Émigration des Chinois en Sibérie ?
Très faible. Ce que l’on trouve ce sont 400 000 Coréens au Kazakhstan, cela est simplement la conséquence de l’une des déportations de Staline !
Importance de la corruption ?
La corruption est très liée au pétrole, comme partout ailleurs sur notre planète (voir les récents déboires de l’ex-président Clinton amnistiant in extremis le magnat Marc Rich parce que celui-ci avait pris soin de se dédouaner en finançant largement les campagnes du parti démocrate…). Et la Russie est l’un des plus grands producteurs de pétrole.
Doit-on escompter une émigration importante des Russes vers l’Europe occidentale ?

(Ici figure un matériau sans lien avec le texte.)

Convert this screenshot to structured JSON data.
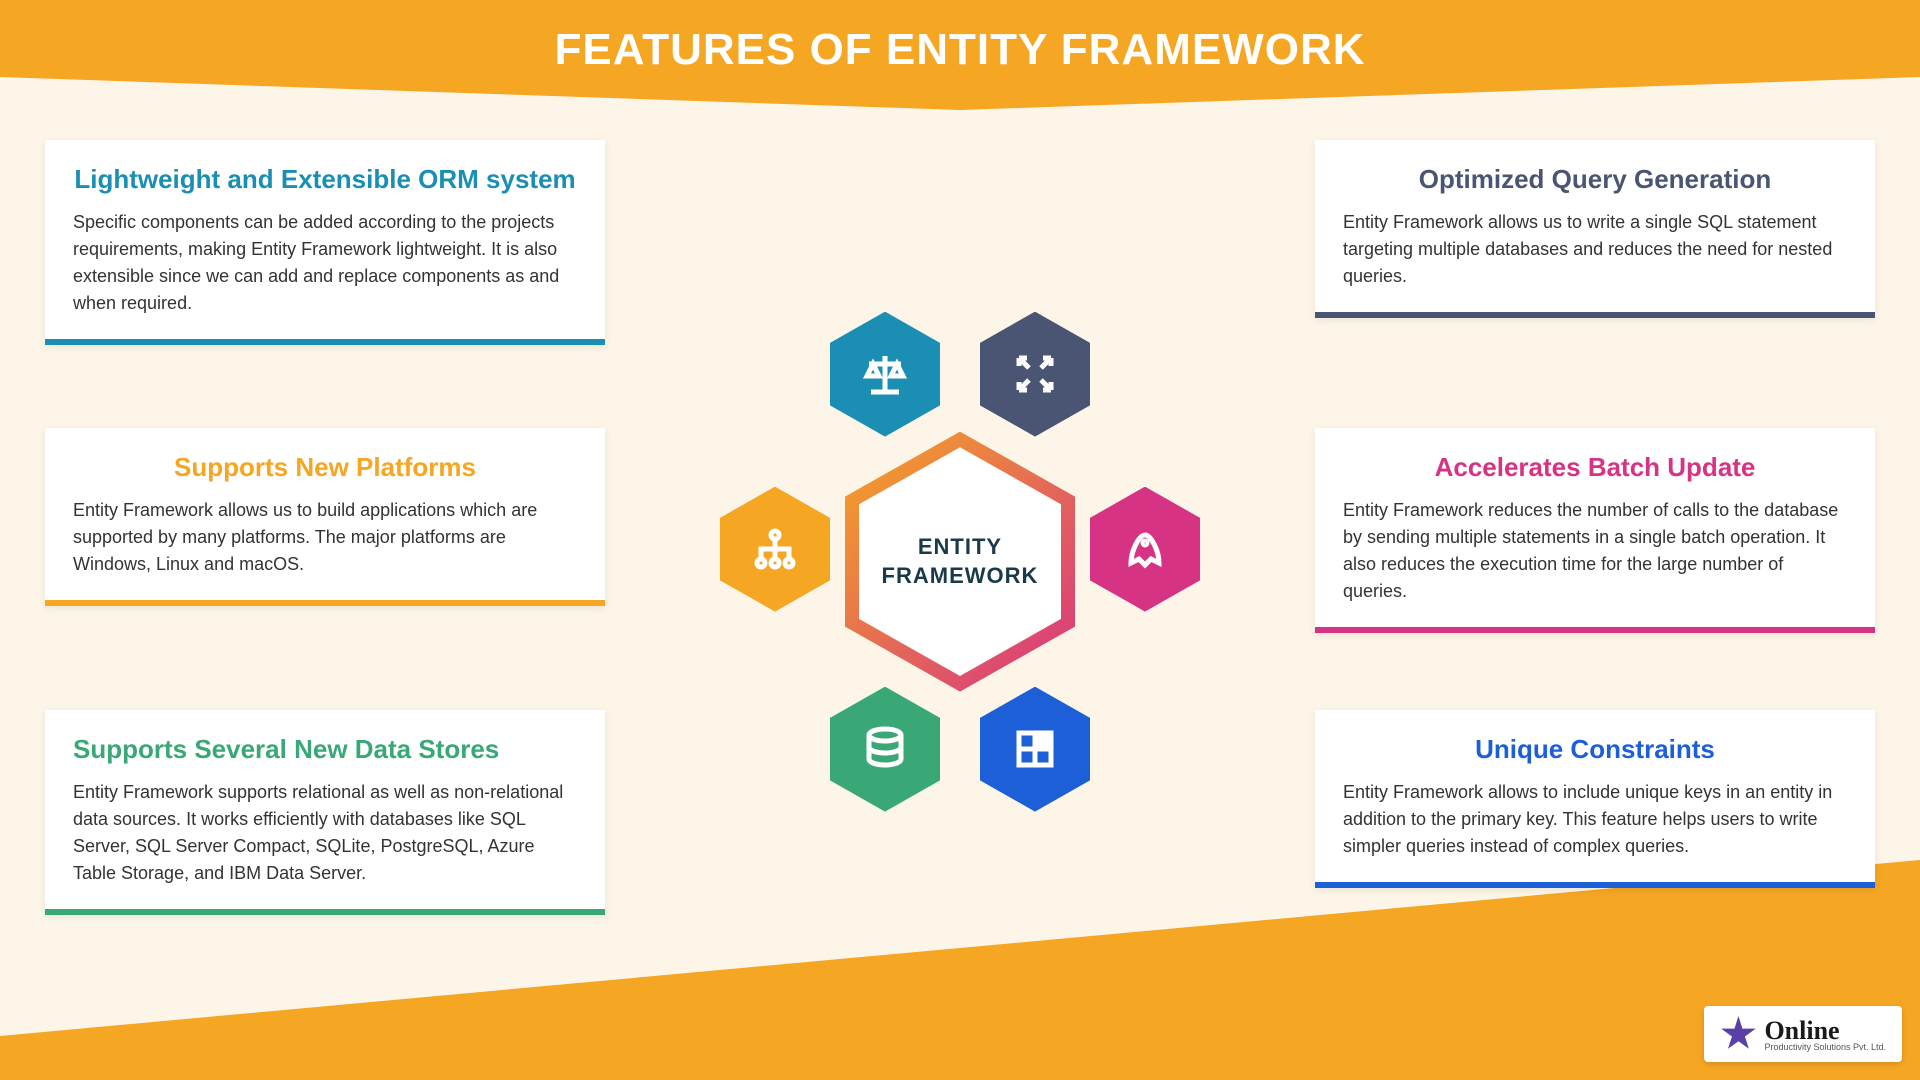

Tout dépendra de notre position psychologique vis-à-vis de ce problème. Les Italiens ont depuis 1984 une loi sans complexe, la loi Martelli, précisant les conditions d’accès et d’origine (nationalité, profession) des 60 000 immigrants admis chaque année. Il semble qu’en France l’on répugne à adopter une loi de ce genre, loi pourtant tout à fait raisonnable.
Monsieur Chesnais termine sa conférence par quelques mots sur ceux qui ont pressenti il y a vingt ans que l’Union soviétique allait au-devant de grands bouleversements, sans toujours très bien savoir lesquels : Hélène Carrère d’Encausse et Amalrik.